Bioconductor / VariantAnnotation

Annotation of Genetic Variants
https://bioconductor.org/packages/VariantAnnotation
23 stars 20 forks source link

Presentation of missing ALT alleles #20

Closed vobencha closed 5 years ago

vobencha commented 5 years ago

Opening this issue in response to question in https://github.com/Bioconductor/VariantAnnotation/issues/8#issuecomment-392411301.

vobencha commented 5 years ago

@d-cameron , Your original question:

"Why does an ALT missing allele (.) return an empty string and not NA_character when the VCF file contains variants with symbolic alleles? The empty string looks very much like a 1bp deletion that doesn't quite conform to the VCF specifications. I would have thought it makes more sense to return NA in this situation."

I've had to go back to the man pages and code to remember what was done. On the readVcf man page we've made a distinction between * and I:

      REF is returned as a DNAStringSet. ALT will be a character vector for
      structural variants and a DNAStringSetList otherwise. '*' characters
      are treated as missings and become an empty character in a
      DNAStringSetList. 'I' characters are treated as undefined and become
      a '.' in a DNAStringSetList.

And according to the VCF 4.2 spec, section 1.4.1, it doesn't look like dot is an option in the ALT field, only A, C, G, T, N, *.

Can you explain more about where you're seeing this problem, maybe with specific variants or an older VCF format version?

d-cameron commented 5 years ago

Can you explain more about where you're seeing this problem, maybe with specific variants or an older VCF format version?

I personally am not seeing it, but I've become a regular contributor to the VCF specifications themselves so am aware of the issues that get raised and the changes that are in the works. In this particular case, . is a valid value for the ALT field, but the specs themselves are not worded particular clearly.

VCFv4.2 section 1.4.1 intro text states:

There are 8 fixed fields per record. All data lines are tab-delimited. In all cases, missing values are specified with a dot (‘.’).

Further down in the 1.4.1.6 we have:

If ALT is ‘.’ (no variant) then this is −10log10 prob(variant), and if ALT is not ‘.’ this is −10log10 prob(no variant).

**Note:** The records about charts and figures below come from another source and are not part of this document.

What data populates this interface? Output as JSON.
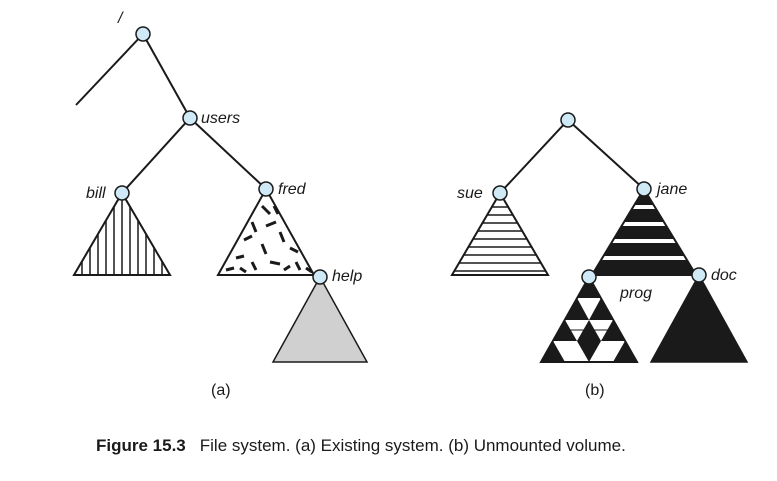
{
  "diagram_a": {
    "root_label": "/",
    "users_label": "users",
    "bill_label": "bill",
    "fred_label": "fred",
    "help_label": "help",
    "sublabel": "(a)"
  },
  "diagram_b": {
    "sue_label": "sue",
    "jane_label": "jane",
    "prog_label": "prog",
    "doc_label": "doc",
    "sublabel": "(b)"
  },
  "caption": {
    "number": "Figure 15.3",
    "text": "File system. (a) Existing system. (b) Unmounted volume."
  },
  "colors": {
    "node_fill": "#cfe9f6",
    "help_fill": "#d0d0d0",
    "ink": "#1a1a1a"
  }
}
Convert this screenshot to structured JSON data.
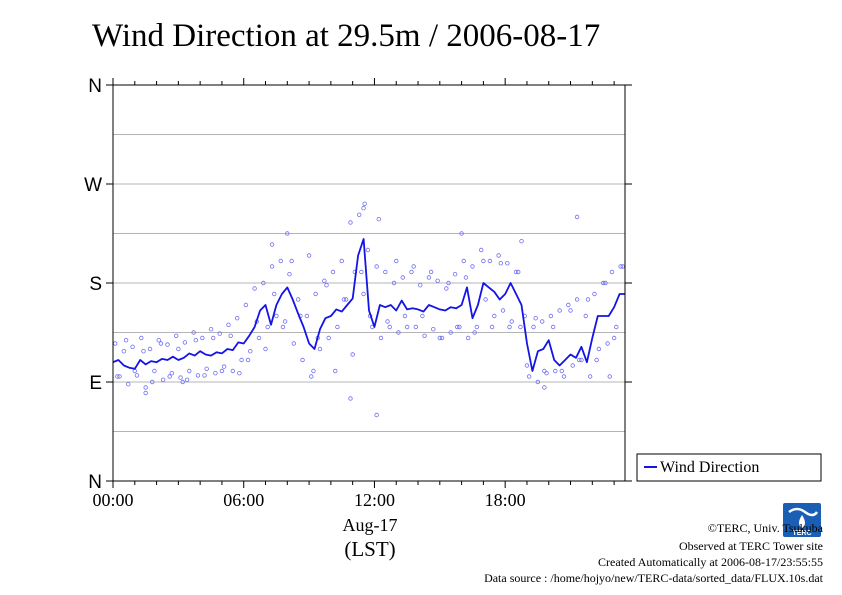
{
  "chart_data": {
    "type": "scatter",
    "title": "Wind Direction at 29.5m / 2006-08-17",
    "xlabel": "(LST)",
    "x_sublabel": "Aug-17",
    "ylabel": "",
    "x_ticks": [
      "00:00",
      "06:00",
      "12:00",
      "18:00"
    ],
    "x_tick_hours": [
      0,
      6,
      12,
      18
    ],
    "xlim": [
      0,
      23.5
    ],
    "y_ticks": [
      "N",
      "W",
      "S",
      "E",
      "N"
    ],
    "y_tick_degrees": [
      360,
      270,
      180,
      90,
      0
    ],
    "ylim": [
      0,
      360
    ],
    "grid_y_degrees": [
      45,
      90,
      135,
      180,
      225,
      270,
      315
    ],
    "legend": {
      "entries": [
        "Wind Direction"
      ],
      "placement": "right-bottom"
    },
    "series": [
      {
        "name": "Wind Direction",
        "style": "line",
        "color": "#1414e6",
        "x": [
          0.0,
          0.25,
          0.5,
          0.75,
          1.0,
          1.25,
          1.5,
          1.75,
          2.0,
          2.25,
          2.5,
          2.75,
          3.0,
          3.25,
          3.5,
          3.75,
          4.0,
          4.25,
          4.5,
          4.75,
          5.0,
          5.25,
          5.5,
          5.75,
          6.0,
          6.25,
          6.5,
          6.75,
          7.0,
          7.25,
          7.5,
          7.75,
          8.0,
          8.25,
          8.5,
          8.75,
          9.0,
          9.25,
          9.5,
          9.75,
          10.0,
          10.25,
          10.5,
          10.75,
          11.0,
          11.25,
          11.5,
          11.75,
          12.0,
          12.25,
          12.5,
          12.75,
          13.0,
          13.25,
          13.5,
          13.75,
          14.0,
          14.25,
          14.5,
          14.75,
          15.0,
          15.25,
          15.5,
          15.75,
          16.0,
          16.25,
          16.5,
          16.75,
          17.0,
          17.25,
          17.5,
          17.75,
          18.0,
          18.25,
          18.5,
          18.75,
          19.0,
          19.25,
          19.5,
          19.75,
          20.0,
          20.25,
          20.5,
          20.75,
          21.0,
          21.25,
          21.5,
          21.75,
          22.0,
          22.25,
          22.5,
          22.75,
          23.0,
          23.25,
          23.5
        ],
        "values": [
          108,
          110,
          105,
          103,
          102,
          110,
          106,
          109,
          108,
          111,
          110,
          113,
          110,
          112,
          116,
          114,
          118,
          115,
          114,
          117,
          116,
          120,
          119,
          126,
          125,
          132,
          140,
          155,
          160,
          142,
          160,
          170,
          176,
          165,
          152,
          140,
          125,
          120,
          138,
          148,
          150,
          156,
          154,
          160,
          166,
          205,
          220,
          155,
          140,
          160,
          158,
          160,
          155,
          164,
          156,
          157,
          156,
          154,
          160,
          158,
          156,
          155,
          158,
          157,
          160,
          176,
          148,
          160,
          180,
          176,
          172,
          165,
          170,
          180,
          170,
          160,
          125,
          100,
          118,
          120,
          128,
          110,
          105,
          110,
          115,
          112,
          122,
          108,
          130,
          150,
          150,
          150,
          158,
          170,
          170
        ]
      },
      {
        "name": "",
        "style": "scatter",
        "color": "#6f6ff5",
        "x": [
          0.1,
          0.3,
          0.5,
          0.7,
          0.9,
          1.1,
          1.3,
          1.5,
          1.7,
          1.9,
          2.1,
          2.3,
          2.5,
          2.7,
          2.9,
          3.1,
          3.3,
          3.5,
          3.7,
          3.9,
          4.1,
          4.3,
          4.5,
          4.7,
          4.9,
          5.1,
          5.3,
          5.5,
          5.7,
          5.9,
          6.1,
          6.3,
          6.5,
          6.7,
          6.9,
          7.1,
          7.3,
          7.5,
          7.7,
          7.9,
          8.1,
          8.3,
          8.5,
          8.7,
          8.9,
          9.1,
          9.3,
          9.5,
          9.7,
          9.9,
          10.1,
          10.3,
          10.5,
          10.7,
          10.9,
          11.1,
          11.3,
          11.5,
          11.7,
          11.9,
          12.1,
          12.3,
          12.5,
          12.7,
          12.9,
          13.1,
          13.3,
          13.5,
          13.7,
          13.9,
          14.1,
          14.3,
          14.5,
          14.7,
          14.9,
          15.1,
          15.3,
          15.5,
          15.7,
          15.9,
          16.1,
          16.3,
          16.5,
          16.7,
          16.9,
          17.1,
          17.3,
          17.5,
          17.7,
          17.9,
          18.1,
          18.3,
          18.5,
          18.7,
          18.9,
          19.1,
          19.3,
          19.5,
          19.7,
          19.9,
          20.1,
          20.3,
          20.5,
          20.7,
          20.9,
          21.1,
          21.3,
          21.5,
          21.7,
          21.9,
          22.1,
          22.3,
          22.5,
          22.7,
          22.9,
          23.1,
          23.3,
          0.2,
          0.6,
          1.0,
          1.4,
          1.8,
          2.2,
          2.6,
          3.0,
          3.4,
          3.8,
          4.2,
          4.6,
          5.0,
          5.4,
          5.8,
          6.2,
          6.6,
          7.0,
          7.4,
          7.8,
          8.2,
          8.6,
          9.0,
          9.4,
          9.8,
          10.2,
          10.6,
          11.0,
          11.4,
          11.8,
          12.2,
          12.6,
          13.0,
          13.4,
          13.8,
          14.2,
          14.6,
          15.0,
          15.4,
          15.8,
          16.2,
          16.6,
          17.0,
          17.4,
          17.8,
          18.2,
          18.6,
          19.0,
          19.4,
          19.8,
          20.2,
          20.6,
          21.0,
          21.4,
          21.8,
          22.2,
          22.6,
          23.0,
          23.4,
          8.0,
          11.5,
          11.55,
          16.0,
          18.75,
          7.3,
          9.2,
          10.9,
          12.1,
          21.3,
          1.5,
          3.2,
          19.8,
          22.8
        ],
        "values": [
          125,
          95,
          118,
          88,
          122,
          96,
          130,
          85,
          120,
          100,
          128,
          92,
          124,
          98,
          132,
          94,
          126,
          100,
          135,
          96,
          130,
          102,
          138,
          98,
          134,
          104,
          142,
          100,
          148,
          110,
          160,
          118,
          175,
          130,
          180,
          140,
          195,
          150,
          200,
          145,
          188,
          125,
          165,
          110,
          150,
          95,
          170,
          120,
          182,
          130,
          190,
          140,
          200,
          165,
          235,
          190,
          242,
          170,
          210,
          140,
          195,
          130,
          190,
          140,
          180,
          135,
          185,
          140,
          190,
          140,
          178,
          132,
          185,
          138,
          182,
          130,
          175,
          135,
          188,
          140,
          200,
          130,
          195,
          140,
          210,
          165,
          200,
          150,
          205,
          155,
          198,
          145,
          190,
          140,
          150,
          95,
          140,
          90,
          145,
          98,
          150,
          100,
          155,
          95,
          160,
          105,
          165,
          110,
          150,
          95,
          170,
          120,
          180,
          125,
          190,
          140,
          195,
          95,
          128,
          100,
          118,
          90,
          125,
          95,
          120,
          92,
          128,
          96,
          130,
          100,
          132,
          98,
          110,
          145,
          120,
          170,
          140,
          200,
          150,
          205,
          130,
          178,
          100,
          165,
          115,
          190,
          150,
          238,
          145,
          200,
          150,
          195,
          150,
          190,
          130,
          180,
          140,
          185,
          135,
          200,
          140,
          198,
          140,
          190,
          105,
          148,
          100,
          140,
          100,
          155,
          110,
          165,
          110,
          180,
          130,
          195,
          225,
          248,
          252,
          225,
          218,
          215,
          100,
          75,
          60,
          240,
          80,
          90,
          85,
          95
        ]
      }
    ]
  },
  "legend": {
    "label": "Wind Direction"
  },
  "credits": {
    "copyright": "©TERC, Univ. Tsukuba",
    "observed": "Observed at TERC Tower site",
    "created": "Created Automatically at 2006-08-17/23:55:55",
    "source": "Data source : /home/hojyo/new/TERC-data/sorted_data/FLUX.10s.dat"
  },
  "logo": {
    "text": "TERC"
  },
  "colors": {
    "line": "#1414e6",
    "points": "#6f6ff5",
    "grid": "#b4b4b4",
    "logo": "#1a5fb4"
  }
}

Edit: clarified that . is not actually an ALT allele

d-cameron commented 5 years ago

Note that technically . not an ALT allele itself, but it indicates that the ALT field is missing any value (e.g. unable to call due to insufficient coverage). This means that a missing value . must appear by itself in the ALT field and values such as A,C,. are not valid since it's the entire field the missing value applies to, not a single ALT allele (this is covered by the <*> ALT allele).

vobencha commented 5 years ago

Thanks @d-cameron . I think the choice of representation is partially due to NAs not being supported in DNAStringSetList but here is some additional background.

The last conversation I remember about this was in 2015 with Michael @lawremi and Vince @vjcitn . IIRC, we wanted to distinguish between ALTs that were missing vs undefined, specifically these cases

The conversation resulted in this commit:

commit c6873c0dd5c63daec0402c73fc4934abdc527499
Author: Valerie Obenchain <vobencha@fhcrc.org>
Date:   Tue Sep 22 17:52:43 2015 +0000

    vcf parsing:

    - '*' handled as missing ("")
    - 'I' handled as undefined (".")

So it was intentional that '.' and '*' are represented differently from 'I'. I think an empty character was chosen instead of NA for the missing values so they could be represented in a DNAStringSet, i.e.,

> DNAStringSetList(NA)
Error in width(x) : NAs in 'x' are not supported

I don't see the 'I' character mentioned as a valid ALT value in the vcf 4.2 specs ... possibly it was output from a (user's) variant caller being used at the time this change was made.

vobencha commented 5 years ago

@d-cameron Any more comments on this or can we close this out?

d-cameron commented 5 years ago

I think an empty character was chosen instead of NA for the missing values so they could be represented in a DNAStringSet

That does really constrain your choices. Given empty shouldn't happen it does seem a reasonable choice as a NA proxy. The alternative of having different behaviour based on whether an SV is present seems like a terrible idea. Time to close this one out.